Another consequence of Stephen Hawking’s recantation of his belief that black holes dissipate scrambled energy with little retention of its previous information content is that Frank J. Tipler’s cosmology is rendered irrelevant.
Tipler’s The Physics of Immortality describes an expanding network of social interaction – a virtual simulation of interacting consciousness – proceeding infinitely faster by virtue of a collapsing universe. His justification for the collapsing universe rests on an argument that Hawking’s previous concept of a black hole, given the infinite time of an ever-expanding universe, would eventually dissipate and destroy all the information that entered it, violating a law of quantum physics, that information can never be destroyed. Thus, his cosmology and the attendant worldview is shattered, based on a faulty assumption.
Pierre Teilhard de Chardin, if he were alive, would probably not care all that much that Tipler’s empirical, entropic, and energetic explanation for the Omega Point – and the near immortality conveyed unto humanity by it – had lost its empirical justification. After all, his was the true power of faith, the real and observable merging into a projection of the ideal, and such a devotion is not easily shaken.

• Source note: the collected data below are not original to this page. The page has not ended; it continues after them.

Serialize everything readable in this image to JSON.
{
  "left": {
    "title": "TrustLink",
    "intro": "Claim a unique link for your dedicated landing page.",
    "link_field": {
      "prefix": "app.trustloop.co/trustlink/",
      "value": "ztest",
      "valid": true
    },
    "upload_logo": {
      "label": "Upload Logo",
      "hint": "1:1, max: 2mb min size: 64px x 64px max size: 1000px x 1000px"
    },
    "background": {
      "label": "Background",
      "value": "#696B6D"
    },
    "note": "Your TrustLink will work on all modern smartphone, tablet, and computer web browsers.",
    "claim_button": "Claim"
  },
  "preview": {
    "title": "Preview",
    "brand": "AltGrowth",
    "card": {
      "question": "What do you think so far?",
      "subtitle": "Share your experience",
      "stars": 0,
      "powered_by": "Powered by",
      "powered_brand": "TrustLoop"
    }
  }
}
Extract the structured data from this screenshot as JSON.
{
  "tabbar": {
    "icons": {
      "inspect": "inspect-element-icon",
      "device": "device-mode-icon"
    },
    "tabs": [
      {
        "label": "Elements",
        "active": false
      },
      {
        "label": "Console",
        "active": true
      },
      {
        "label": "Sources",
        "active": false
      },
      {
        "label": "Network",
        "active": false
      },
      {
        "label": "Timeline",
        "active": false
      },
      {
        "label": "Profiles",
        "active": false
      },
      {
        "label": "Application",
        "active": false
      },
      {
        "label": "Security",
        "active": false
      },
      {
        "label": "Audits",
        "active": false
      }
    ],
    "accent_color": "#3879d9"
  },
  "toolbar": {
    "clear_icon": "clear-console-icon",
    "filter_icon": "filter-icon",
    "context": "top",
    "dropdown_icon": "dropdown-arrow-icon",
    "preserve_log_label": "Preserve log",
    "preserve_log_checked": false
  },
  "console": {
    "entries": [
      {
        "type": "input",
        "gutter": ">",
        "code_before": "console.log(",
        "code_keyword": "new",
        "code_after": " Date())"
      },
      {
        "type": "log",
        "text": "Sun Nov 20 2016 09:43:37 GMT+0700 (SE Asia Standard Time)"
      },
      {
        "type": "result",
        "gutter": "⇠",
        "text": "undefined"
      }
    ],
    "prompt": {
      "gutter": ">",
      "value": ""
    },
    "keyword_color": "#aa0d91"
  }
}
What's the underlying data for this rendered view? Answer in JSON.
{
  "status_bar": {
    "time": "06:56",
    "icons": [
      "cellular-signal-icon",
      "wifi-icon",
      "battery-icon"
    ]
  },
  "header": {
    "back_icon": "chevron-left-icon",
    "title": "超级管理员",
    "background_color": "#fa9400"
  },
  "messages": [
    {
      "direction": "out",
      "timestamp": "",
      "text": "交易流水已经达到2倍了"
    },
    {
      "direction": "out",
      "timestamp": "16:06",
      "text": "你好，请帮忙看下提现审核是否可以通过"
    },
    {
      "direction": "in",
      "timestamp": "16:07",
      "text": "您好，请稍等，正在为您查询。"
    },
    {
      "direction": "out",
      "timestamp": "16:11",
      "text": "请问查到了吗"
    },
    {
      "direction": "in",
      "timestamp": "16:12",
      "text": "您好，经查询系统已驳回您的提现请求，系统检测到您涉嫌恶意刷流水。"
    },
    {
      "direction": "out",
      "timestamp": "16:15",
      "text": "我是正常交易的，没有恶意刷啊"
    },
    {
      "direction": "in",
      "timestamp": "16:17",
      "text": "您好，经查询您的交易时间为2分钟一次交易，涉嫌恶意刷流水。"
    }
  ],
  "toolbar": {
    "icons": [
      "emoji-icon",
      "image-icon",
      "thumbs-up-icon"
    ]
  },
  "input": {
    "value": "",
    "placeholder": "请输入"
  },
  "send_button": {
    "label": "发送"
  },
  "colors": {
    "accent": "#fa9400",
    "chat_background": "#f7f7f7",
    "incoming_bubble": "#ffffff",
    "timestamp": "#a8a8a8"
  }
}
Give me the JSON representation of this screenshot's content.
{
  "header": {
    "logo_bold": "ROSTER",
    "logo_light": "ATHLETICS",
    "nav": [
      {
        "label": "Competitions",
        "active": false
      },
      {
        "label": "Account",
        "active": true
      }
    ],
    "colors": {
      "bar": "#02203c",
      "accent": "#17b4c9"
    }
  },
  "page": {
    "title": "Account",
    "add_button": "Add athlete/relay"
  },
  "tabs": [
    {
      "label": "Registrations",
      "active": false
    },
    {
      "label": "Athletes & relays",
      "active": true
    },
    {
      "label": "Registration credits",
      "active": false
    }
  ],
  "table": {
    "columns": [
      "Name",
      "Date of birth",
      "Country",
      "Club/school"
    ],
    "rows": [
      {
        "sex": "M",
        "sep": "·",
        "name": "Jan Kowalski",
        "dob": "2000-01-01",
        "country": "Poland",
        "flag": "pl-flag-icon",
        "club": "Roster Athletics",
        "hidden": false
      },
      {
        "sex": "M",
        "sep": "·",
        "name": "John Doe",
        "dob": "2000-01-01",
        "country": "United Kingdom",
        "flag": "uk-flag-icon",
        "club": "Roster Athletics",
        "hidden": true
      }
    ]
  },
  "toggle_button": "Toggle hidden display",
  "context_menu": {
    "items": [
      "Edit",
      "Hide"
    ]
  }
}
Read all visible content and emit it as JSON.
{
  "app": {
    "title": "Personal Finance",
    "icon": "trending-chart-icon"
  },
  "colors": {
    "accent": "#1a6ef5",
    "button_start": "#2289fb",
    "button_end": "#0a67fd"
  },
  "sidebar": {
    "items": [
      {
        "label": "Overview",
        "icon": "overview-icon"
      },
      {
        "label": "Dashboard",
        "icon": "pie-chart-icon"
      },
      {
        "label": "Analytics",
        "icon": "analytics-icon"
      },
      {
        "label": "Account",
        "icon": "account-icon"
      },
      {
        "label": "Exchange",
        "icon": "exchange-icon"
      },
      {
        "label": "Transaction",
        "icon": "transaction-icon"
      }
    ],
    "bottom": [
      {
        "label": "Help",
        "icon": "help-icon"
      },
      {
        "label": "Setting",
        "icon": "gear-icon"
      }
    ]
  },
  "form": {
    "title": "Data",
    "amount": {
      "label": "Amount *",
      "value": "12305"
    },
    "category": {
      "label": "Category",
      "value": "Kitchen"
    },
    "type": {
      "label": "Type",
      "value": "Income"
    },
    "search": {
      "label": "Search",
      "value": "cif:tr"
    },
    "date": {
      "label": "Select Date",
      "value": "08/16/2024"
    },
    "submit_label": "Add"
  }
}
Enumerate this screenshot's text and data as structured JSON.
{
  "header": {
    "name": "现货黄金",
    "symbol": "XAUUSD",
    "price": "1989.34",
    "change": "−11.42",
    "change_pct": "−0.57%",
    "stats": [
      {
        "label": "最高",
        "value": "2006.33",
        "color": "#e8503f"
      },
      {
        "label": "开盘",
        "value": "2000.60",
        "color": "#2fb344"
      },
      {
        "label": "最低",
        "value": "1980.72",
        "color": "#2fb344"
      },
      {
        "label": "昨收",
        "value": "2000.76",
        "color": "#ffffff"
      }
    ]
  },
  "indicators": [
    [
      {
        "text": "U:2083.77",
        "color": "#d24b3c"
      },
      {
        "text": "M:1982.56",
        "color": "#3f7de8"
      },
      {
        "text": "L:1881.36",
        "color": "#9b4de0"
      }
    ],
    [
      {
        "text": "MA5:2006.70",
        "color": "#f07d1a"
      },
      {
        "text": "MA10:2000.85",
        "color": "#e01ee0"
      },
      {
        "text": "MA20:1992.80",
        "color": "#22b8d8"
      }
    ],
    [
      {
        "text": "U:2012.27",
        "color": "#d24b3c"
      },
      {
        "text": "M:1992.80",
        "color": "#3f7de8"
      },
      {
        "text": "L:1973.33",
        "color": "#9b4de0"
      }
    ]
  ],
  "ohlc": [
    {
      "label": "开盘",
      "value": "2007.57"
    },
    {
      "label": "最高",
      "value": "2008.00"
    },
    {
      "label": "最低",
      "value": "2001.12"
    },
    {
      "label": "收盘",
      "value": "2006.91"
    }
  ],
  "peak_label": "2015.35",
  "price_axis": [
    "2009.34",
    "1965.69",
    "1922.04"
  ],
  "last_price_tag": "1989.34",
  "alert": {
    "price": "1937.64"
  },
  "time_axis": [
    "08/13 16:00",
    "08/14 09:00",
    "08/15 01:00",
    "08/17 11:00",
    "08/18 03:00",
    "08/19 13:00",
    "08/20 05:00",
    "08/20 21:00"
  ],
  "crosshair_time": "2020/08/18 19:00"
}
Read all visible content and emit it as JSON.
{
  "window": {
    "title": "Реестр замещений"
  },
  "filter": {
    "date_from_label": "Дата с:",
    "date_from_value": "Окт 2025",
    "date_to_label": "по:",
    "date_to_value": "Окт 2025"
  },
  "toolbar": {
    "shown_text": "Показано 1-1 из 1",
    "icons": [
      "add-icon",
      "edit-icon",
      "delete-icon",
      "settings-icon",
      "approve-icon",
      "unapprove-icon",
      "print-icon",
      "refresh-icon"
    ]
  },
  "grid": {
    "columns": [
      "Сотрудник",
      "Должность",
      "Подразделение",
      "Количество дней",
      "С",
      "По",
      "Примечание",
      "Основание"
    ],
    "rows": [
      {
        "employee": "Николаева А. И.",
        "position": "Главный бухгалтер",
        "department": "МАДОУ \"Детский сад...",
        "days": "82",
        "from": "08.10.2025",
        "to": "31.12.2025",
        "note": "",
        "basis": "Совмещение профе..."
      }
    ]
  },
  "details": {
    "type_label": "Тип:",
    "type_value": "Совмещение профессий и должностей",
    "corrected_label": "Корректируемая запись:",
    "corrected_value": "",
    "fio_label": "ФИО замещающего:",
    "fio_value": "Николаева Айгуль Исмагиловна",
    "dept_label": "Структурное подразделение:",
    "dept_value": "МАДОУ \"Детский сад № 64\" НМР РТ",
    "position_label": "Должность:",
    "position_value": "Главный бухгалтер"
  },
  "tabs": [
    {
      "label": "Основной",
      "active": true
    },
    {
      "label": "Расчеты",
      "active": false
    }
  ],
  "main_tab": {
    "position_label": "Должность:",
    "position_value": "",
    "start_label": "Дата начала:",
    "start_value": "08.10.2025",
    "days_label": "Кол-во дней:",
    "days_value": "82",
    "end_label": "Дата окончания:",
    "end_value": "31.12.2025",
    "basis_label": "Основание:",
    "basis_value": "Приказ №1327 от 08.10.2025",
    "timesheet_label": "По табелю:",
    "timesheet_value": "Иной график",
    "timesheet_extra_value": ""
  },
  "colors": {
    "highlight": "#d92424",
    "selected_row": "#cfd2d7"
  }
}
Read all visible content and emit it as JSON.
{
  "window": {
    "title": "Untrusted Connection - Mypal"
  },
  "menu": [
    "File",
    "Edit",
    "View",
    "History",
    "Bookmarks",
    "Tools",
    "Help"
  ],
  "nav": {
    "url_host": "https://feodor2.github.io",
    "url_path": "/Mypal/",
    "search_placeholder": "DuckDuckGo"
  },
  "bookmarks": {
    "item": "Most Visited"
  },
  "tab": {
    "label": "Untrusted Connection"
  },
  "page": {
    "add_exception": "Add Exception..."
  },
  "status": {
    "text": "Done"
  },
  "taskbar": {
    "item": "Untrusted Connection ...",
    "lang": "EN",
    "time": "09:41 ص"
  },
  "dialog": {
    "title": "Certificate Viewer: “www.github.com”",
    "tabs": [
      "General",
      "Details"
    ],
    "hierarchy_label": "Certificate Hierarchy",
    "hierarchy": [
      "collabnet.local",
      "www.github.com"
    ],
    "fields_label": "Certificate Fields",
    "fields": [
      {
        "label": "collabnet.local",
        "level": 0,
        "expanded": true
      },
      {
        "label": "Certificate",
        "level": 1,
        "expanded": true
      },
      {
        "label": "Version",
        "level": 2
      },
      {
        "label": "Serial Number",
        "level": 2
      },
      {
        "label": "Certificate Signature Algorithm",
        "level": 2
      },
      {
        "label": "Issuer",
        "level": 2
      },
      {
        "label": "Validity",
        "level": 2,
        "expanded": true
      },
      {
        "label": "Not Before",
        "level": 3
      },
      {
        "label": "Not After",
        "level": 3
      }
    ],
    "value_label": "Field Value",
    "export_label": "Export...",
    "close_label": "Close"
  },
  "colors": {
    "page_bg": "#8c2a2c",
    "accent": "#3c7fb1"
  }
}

In any case, Teilhard’s philosophy had already come near heresy (even after surviving a swipe by Stephen Jay Gould, whose demonstration of one mechanism misinterpreted by Teilhard did not detract from his narrative), and a virtual existence in an ever-shrinking universe for whose inhabitants perceived time gets faster and faster, because if anything of the Catholic visions of heaven and hell held true in this scenario – as it is likely to suppose considering Tipler’s and Teilhard’s devotional backgrounds – such a vision of endless ennui scares me back to wanting to be in a state of grace.
Obviously Teilhard and Tipler both saw the connections between their faith and their empirical observations and through such devotion inspired a school of thought, response, counter-response, waves and eddies generated throughout subsequent time that eventually wash over far later thoughts, shaping them. The connection between Teilhard and Tipler – which is to say, the consilience between belief and empiricism –is one that has manifested itself in me. (Manifested, as I’m sure it has for many others.)
My beliefs cannot be classified as heresy, however, speaking as I am from outside the Church. I am an apostate, which is somewhat worse than a heretic, but that doesn’t necessarily prevent my views from being entirely consilient with the Church’s. Unless, of course, the definition of apostate means that any argument in support of these consilient views is wrong by virtue of my not believing it.